"The Sound We Set to Fire"

I have a soft spot for witches, those women who were different, some no doubt malicious, many of them intelligent and knowledgeable. Reading about witch trials, I always thought, here, but for the grace of history, go I.

So when, some years ago, Keith Waldrop showed me a sequence of poems by Christina Mengert, each titled "Suffer a Witch to Live," I was immediately intrigued. Even more so when I learned that the title invoked and opposed the Old Testament law, do not suffer a witch to live. The poems were small, elliptical, elusive, and enchanting. But I would have been hard pressed to explain why they were marvelous—except for the clear widening of scope and meaning when the sixth poem is titled slightly differently: "Suffer to Live."

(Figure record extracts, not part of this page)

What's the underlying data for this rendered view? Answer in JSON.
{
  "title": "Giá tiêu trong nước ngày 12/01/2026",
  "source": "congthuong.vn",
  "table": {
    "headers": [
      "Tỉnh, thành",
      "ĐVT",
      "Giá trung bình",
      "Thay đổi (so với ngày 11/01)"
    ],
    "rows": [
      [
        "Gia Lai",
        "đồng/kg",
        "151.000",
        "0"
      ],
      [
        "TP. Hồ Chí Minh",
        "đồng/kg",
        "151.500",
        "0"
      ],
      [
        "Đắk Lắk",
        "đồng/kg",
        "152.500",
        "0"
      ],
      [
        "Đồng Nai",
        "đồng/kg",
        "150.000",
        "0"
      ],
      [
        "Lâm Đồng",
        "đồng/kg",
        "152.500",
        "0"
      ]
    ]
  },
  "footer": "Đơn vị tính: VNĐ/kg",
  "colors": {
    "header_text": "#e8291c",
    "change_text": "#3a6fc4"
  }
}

The cycle was published in Aufgabe 6. Mengert continued her moves across the country, from her native Georgia via Rhode Island to Denver (where she earned a Ph.D. in English/creative writing) and now on to New York State.

I have in front of me a manuscript titled As We Are Sung. It is in part a response to years of training as a vocalist. Mengert found herself wanting to explore in language what happens both in the body and in the mind when we go from speech to song: the seemingly simple transformation from I am speaking to I am singing. She also wanted to explore where exactly poetry fits on the continuum between these endpoints, between Zukofsky's "upper limit music" and "lower limit speech," wanted to track the "varying degrees" in which poetry "as movement and tone (rhythm and pitch) approaches the wordless art of music as a kind of mathematical limit."

This ambitious task is of course further complicated by the double nature of words, whose axes of concept and visual/auditory "body" intersect, but not at neat angles, the coordinates she set up for herself. Needless to say, there are no answers in this investigation except in the form of individual poems.

The poems set out to examine the subtle, the inaccessible, what is too fine for our senses, "the song that is sung between notes." We might say their element is air, the most intangible of the elements, though followed closely by fire (which Mengert "sets sounds to"): the fire of passion, eros, desire—including the desire to ink the unnoticeable into at least an inkling of possibility:

I've heard him call I've answered
who could tell these things apart.

Often the process seems "neither song nor / argument" but purely physical: "the extension / of the tongue into one's / butterflied body." A complicated image for the crucial role of language, to have the tongue become the entire body—and take wing. If we feel slightly uneasy about this fluttering off into the air because butterflied also reminds us of the butcher, the next lines show that this is fully intended:

...Like leaves
agonize their unfurling
the body agonizes its
changing state.

There is a restlessness in the poems. They move in abrupt shifts (sometimes humorous, as when a classical, high-toned invocation of the god of marriage, "O Hymen, Hymenaios," is followed by "ah, ah, thump!"—bridged, it is true, by the double-entendre of "I believe / you are coming"). It is as if the poems navigated ever changing and interpenetrating planes where you cannot stand still, where you are always between. Sometimes it seems the poems almost disperse; the words float off into a space as vast and indeterminate as that of Barbara Guest's poems. Mengert admires the way Guest's poems are "omni-located, not here or there, but here and there." And Mengert adds, "if it were possible to enact such a thing in my work I would want to do it."

Perhaps it is not music, not "the thing that fills the spaces between matter," not "the formal site of resistance." But it is an attempt. It is always "the year of one foot after the other and go." If not song, it certainly is singing: "that sound / we set to fire."

The whole of sound, like
the whole of thought   we step into

and out of; it changes

or we change.

Though it may seem almost to dissolve, the poem, as Celan has said in Der Meridian, "constantly pulls itself back from an 'already-no-more' into a 'still-here.'" And "the poem holds its ground on its own margin"—a place where seeming emptiness can turn into a fullness of motion, potential, song, being. To end with Emily Dickinson: "though there is no Course, there is Boundlessness."